A Dockerized test environment for OCR-D processors 🚢

WIP. Given a OCR-D workspace with document images in the OCR-D-IMG file group, the example workflow produces:

  • Binarized images
  • Line segmentation
  • OCR text (using Calamari and Tesseract, both with GT4HistOCR models)
  • (Given ground truth in OCR-D-GT-PAGE, also an OCR text evaluation report)

If you're interested in the exact processors, versions and parameters, please take a look at the script and possibly the individual Dockerfiles.

Goal

Provide a test environment to produce OCR output for historical prints, using OCR-D, especially ocrd_calamari and sbb_textline_detection, including all dependencies in Docker.

How to use

Currently, due to problems with the Travis CI, we do not provide pre-built containers anymore.*

To build the containers yourself using Docker:

cd ~/devel/ocrd-galley/
./build

You can then install the wrappers into a Python venv:

cd ~/devel/ocrd-galley/wrapper
pip install .

You may then use the script my_ocrd_workflow to use your self-built containers on an example workspace:

# Download an example workspace
cd /tmp
wget https://qurator-data.de/examples/actevedef_718448162.first-page.zip
unzip actevedef_718448162.first-page.zip

# Run the workflow on it
cd actevedef_718448162.first-page
~/devel/ocrd-galley/my_ocrd_workflow

Viewing results

You may then examine the results using PRImA's PAGE Viewer:

java -jar /path/to/JPageViewer.jar \
  --resolve-dir . \
  OCR-D-OCR-CALAMARI/OCR-D-OCR-CALAMARI_00000024.xml

The example workflow also produces OCR evaluation reports using dinglehopper, if ground truth was available:

firefox OCR-D-OCR-CALAMARI-EVAL/OCR-D-OCR-CALAMARI-EVAL_00000024.html

ppn2ocr

The ppn2ocr script produces a workspace and METS file with the best images for a given document in the State Library Berlin (SBB)'s digitized collection.

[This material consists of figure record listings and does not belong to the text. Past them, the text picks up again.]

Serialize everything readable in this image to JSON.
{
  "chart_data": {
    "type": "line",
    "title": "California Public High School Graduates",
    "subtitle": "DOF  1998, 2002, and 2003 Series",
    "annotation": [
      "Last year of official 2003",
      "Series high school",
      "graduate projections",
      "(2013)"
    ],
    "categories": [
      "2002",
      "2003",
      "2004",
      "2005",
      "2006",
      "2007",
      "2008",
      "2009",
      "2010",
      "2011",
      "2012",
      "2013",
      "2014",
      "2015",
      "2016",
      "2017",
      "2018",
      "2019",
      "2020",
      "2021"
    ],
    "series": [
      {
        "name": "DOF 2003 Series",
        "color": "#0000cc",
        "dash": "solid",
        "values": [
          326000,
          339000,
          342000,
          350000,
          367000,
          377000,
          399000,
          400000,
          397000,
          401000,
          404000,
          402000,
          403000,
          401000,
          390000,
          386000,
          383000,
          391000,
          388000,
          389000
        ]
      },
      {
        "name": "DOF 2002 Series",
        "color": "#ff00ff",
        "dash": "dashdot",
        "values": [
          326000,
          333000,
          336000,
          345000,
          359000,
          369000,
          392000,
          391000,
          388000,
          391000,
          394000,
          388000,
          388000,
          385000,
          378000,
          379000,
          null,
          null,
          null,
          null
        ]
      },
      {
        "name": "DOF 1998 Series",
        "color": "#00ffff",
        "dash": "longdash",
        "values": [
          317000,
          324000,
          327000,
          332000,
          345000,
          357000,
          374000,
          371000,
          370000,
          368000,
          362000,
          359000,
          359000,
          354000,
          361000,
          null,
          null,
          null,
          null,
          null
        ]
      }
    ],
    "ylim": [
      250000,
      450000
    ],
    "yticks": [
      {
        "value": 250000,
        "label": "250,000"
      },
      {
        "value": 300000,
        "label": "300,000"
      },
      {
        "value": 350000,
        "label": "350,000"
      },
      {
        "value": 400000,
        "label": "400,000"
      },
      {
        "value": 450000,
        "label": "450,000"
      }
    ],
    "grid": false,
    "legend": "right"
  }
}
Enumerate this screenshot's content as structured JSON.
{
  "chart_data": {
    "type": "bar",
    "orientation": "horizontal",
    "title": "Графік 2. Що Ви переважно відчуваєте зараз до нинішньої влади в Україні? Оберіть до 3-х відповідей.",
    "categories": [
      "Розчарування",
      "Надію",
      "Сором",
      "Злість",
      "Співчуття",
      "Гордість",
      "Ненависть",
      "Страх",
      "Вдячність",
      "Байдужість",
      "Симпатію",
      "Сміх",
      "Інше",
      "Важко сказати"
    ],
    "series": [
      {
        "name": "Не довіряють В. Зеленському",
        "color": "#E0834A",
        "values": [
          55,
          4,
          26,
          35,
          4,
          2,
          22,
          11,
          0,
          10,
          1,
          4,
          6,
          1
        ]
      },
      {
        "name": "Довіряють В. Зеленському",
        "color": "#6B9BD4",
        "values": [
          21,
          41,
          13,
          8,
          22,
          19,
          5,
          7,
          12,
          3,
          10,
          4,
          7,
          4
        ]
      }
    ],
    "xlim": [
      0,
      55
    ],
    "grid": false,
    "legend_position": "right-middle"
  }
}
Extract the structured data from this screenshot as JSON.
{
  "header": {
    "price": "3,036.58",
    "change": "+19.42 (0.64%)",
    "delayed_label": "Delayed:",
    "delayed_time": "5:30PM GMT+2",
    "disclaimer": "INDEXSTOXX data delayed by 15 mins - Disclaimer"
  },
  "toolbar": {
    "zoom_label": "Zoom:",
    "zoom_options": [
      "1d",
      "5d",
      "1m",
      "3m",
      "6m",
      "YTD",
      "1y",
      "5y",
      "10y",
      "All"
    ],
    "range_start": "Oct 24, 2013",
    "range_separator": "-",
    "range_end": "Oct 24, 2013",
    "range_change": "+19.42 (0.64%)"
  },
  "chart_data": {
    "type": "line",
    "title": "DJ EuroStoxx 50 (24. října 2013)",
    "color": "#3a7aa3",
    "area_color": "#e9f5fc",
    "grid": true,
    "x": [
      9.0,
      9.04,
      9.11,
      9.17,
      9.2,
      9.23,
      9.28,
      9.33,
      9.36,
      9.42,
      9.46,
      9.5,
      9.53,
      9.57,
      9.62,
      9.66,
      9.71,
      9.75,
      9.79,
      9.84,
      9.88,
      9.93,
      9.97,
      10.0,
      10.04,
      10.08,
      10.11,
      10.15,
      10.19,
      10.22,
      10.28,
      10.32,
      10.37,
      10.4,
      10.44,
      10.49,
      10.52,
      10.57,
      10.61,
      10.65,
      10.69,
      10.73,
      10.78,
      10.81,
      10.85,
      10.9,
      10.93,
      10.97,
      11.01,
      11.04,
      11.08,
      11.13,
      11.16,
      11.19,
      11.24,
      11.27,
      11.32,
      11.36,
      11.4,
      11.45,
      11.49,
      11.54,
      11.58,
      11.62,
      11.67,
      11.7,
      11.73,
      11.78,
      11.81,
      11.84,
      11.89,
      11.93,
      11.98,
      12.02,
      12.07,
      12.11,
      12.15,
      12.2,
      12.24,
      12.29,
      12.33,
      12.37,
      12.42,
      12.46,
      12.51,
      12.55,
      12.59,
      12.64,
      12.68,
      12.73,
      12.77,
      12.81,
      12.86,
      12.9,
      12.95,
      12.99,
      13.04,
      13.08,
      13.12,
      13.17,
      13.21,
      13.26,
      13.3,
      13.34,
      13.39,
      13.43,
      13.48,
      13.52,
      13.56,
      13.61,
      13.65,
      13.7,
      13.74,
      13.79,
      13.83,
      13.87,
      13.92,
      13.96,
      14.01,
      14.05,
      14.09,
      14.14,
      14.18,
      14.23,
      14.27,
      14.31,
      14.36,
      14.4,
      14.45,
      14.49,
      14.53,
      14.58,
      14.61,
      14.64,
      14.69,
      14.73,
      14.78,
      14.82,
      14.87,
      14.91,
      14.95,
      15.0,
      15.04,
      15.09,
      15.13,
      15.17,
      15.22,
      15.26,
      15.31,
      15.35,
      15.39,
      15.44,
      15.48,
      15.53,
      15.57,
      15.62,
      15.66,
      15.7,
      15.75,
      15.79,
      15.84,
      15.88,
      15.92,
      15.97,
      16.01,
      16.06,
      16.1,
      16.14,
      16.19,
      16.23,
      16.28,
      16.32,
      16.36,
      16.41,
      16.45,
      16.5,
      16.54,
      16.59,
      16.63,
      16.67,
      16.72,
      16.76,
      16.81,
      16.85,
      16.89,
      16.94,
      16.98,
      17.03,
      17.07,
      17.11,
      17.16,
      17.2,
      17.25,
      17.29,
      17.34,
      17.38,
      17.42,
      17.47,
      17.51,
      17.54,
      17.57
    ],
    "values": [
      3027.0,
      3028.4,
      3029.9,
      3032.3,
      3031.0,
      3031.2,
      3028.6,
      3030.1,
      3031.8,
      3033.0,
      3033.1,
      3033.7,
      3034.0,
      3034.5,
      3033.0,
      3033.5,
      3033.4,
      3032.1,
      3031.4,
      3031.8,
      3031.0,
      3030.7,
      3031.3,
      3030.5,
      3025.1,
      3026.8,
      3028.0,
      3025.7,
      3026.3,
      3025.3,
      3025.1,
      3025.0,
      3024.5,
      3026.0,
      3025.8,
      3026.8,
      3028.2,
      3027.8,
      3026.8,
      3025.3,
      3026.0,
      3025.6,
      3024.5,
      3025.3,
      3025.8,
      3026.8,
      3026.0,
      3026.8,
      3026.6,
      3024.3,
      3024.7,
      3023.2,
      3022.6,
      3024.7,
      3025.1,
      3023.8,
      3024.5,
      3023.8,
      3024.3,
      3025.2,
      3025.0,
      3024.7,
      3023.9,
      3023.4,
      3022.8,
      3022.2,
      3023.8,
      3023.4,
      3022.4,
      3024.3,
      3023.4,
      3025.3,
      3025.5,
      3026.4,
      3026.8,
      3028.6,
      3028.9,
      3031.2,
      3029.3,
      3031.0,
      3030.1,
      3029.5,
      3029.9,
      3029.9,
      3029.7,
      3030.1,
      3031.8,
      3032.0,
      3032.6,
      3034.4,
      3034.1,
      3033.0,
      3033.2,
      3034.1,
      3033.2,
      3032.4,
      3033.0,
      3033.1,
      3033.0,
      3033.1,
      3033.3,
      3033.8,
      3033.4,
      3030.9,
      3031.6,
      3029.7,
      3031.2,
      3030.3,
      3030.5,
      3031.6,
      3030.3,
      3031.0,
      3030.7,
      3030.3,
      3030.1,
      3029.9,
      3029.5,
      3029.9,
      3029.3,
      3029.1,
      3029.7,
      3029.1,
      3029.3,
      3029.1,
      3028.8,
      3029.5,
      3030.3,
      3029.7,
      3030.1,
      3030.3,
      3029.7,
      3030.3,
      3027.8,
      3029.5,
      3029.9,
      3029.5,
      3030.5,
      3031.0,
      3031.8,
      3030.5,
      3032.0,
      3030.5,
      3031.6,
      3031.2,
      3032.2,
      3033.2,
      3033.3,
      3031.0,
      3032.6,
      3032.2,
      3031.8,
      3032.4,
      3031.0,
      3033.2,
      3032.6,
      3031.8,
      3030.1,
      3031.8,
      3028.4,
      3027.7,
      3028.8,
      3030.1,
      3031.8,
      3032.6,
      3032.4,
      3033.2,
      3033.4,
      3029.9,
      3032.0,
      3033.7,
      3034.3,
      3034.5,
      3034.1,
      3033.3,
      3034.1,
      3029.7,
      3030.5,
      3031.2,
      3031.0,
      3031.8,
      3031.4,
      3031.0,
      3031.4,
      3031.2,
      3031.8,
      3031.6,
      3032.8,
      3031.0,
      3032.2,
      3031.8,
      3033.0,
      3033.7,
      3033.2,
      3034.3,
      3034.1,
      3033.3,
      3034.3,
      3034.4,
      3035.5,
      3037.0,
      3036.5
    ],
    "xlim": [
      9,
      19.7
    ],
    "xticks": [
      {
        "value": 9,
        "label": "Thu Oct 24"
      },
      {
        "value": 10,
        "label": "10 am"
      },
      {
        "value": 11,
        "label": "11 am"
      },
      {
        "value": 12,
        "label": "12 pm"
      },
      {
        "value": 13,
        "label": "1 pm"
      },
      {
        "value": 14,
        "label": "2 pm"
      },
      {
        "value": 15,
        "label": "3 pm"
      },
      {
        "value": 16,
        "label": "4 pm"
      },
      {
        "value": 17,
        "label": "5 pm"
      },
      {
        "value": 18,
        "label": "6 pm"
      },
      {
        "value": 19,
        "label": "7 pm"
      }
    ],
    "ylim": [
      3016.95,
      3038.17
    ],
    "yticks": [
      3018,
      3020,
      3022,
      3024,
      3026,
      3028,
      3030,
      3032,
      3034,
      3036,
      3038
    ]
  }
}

Install it with an up-to-date pip (otherwise this will fail due to a opencv-python-headless build failure):

pip install -r ~/devel/ocrd-galley/requirements-ppn2ocr.txt

The document must be specified by its PPN, for example:

~/devel/ocrd-galley/ppn2ocr PPN77164308X
cd PPN77164308X
~/devel/ocrd-galley/my_ocrd_workflow -I BEST --skip-validation

This produces a workspace directory PPN77164308X with the OCR results in it; the results are viewable as explained above.

ppn2ocr requires properly set up environment variables for the proxy configuration. At SBB, please read howto/docker-proxy.md and howto/proxy-settings-for-shell+python.md (in qurator's mono-repo).

ocrd-workspace-from-images

The ocrd-workspace-from-images script produces a OCR-D workspace (incl. METS) for the given images.

~/devel/ocrd-galley/ocrd-workspace-from-images 0005.png
cd workspace-xxxxx  # output by the last command
~/devel/ocrd-galley/my_ocrd_workflow

This produces a workspace from the files and then runs the OCR workflow on it.